Kai-Fong’s pick is this Berlin special mention that paints a grim and infuriating portrait of the ongoing war in Ukraine, culled from intercepted phone calls from invading Russian soldiers to their families. It’s a terrifying, damning but entirely unsurprising tapestry of what Russian grunts are seeing on the ground, what Russian authorities want the public at home to see and the justifcations being fed to both. It’s also a dagger to the heart of the idea of a “thriving” Russia five-times “elected” president Vladimir Putin – the country’s longest serving leader since Stalin – would have everyone believe.

Black Box Diaries

| Director: Shiori Ito, Japan | Section: Firebird Awards: Documentary Competition

In 2015 budding reporter Shiori Ito was raped by well-regarded news veteran Noriyuki Yamaguchi, and as soon as Ito raised her voice it was systematically silenced when his buddies closed ranks; Yamaguchi was “acquainted” with then-prime minister Shinzo Abe. “[She] is herself a victim of sexual assault, so the film is her own version of trying to get justice and all the pressures and difficulties she comes across,” says Geoffrey Wong. “It’s a #MeToo doc in which she films herself the whole way. And it’s the most direct type of documentary filmmaking.”

Anselm (3D)

| Director: Wim Wenders, Germany | Section: Masters & Auteurs

“This my favourite film of the entire year. This is another level beyond Pina,” says Tse, referring to director Wim Wenders’s 2011 memorial to dancer and choreographer Pina Bausch.

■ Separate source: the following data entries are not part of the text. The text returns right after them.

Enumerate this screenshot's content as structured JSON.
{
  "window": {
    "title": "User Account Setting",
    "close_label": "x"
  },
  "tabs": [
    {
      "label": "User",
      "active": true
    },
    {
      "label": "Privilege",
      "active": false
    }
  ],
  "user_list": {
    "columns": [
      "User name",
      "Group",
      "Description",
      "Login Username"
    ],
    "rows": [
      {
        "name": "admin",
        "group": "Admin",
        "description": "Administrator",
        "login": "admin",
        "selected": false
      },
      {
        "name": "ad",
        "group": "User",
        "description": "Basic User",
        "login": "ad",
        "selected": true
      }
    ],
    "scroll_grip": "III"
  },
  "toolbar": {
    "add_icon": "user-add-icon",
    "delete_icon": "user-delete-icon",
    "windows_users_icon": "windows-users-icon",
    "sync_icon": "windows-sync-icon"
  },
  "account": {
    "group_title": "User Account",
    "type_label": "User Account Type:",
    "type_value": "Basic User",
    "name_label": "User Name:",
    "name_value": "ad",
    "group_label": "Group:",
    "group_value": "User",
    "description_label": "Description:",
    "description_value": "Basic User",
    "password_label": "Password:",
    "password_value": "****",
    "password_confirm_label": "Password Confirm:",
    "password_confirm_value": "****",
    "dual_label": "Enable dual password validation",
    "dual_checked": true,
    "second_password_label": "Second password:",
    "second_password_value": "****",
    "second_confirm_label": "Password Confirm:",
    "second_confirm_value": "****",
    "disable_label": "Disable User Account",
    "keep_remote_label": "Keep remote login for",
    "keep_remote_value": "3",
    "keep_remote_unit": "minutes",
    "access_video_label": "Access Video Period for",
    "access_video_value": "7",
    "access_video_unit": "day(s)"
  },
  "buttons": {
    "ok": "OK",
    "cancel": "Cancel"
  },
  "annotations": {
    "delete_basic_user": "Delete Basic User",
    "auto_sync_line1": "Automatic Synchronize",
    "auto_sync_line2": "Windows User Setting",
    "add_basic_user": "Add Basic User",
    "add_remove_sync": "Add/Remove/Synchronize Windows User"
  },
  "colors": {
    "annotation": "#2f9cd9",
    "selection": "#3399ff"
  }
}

This time around Wenders turns his 3D camera on painter and sculptor Anselm Kiefer, known for his unwavering commitment to interrogating Germany’s dark history. Immersive as well as illuminating, Anselm is one of those rare films that makes a convincing argument for its tech. “This is a collision between two very important artists, and how one artist sees another; how to present their work in a cinematic way. We all got tired of 3D, but Wenders makes it make sense.”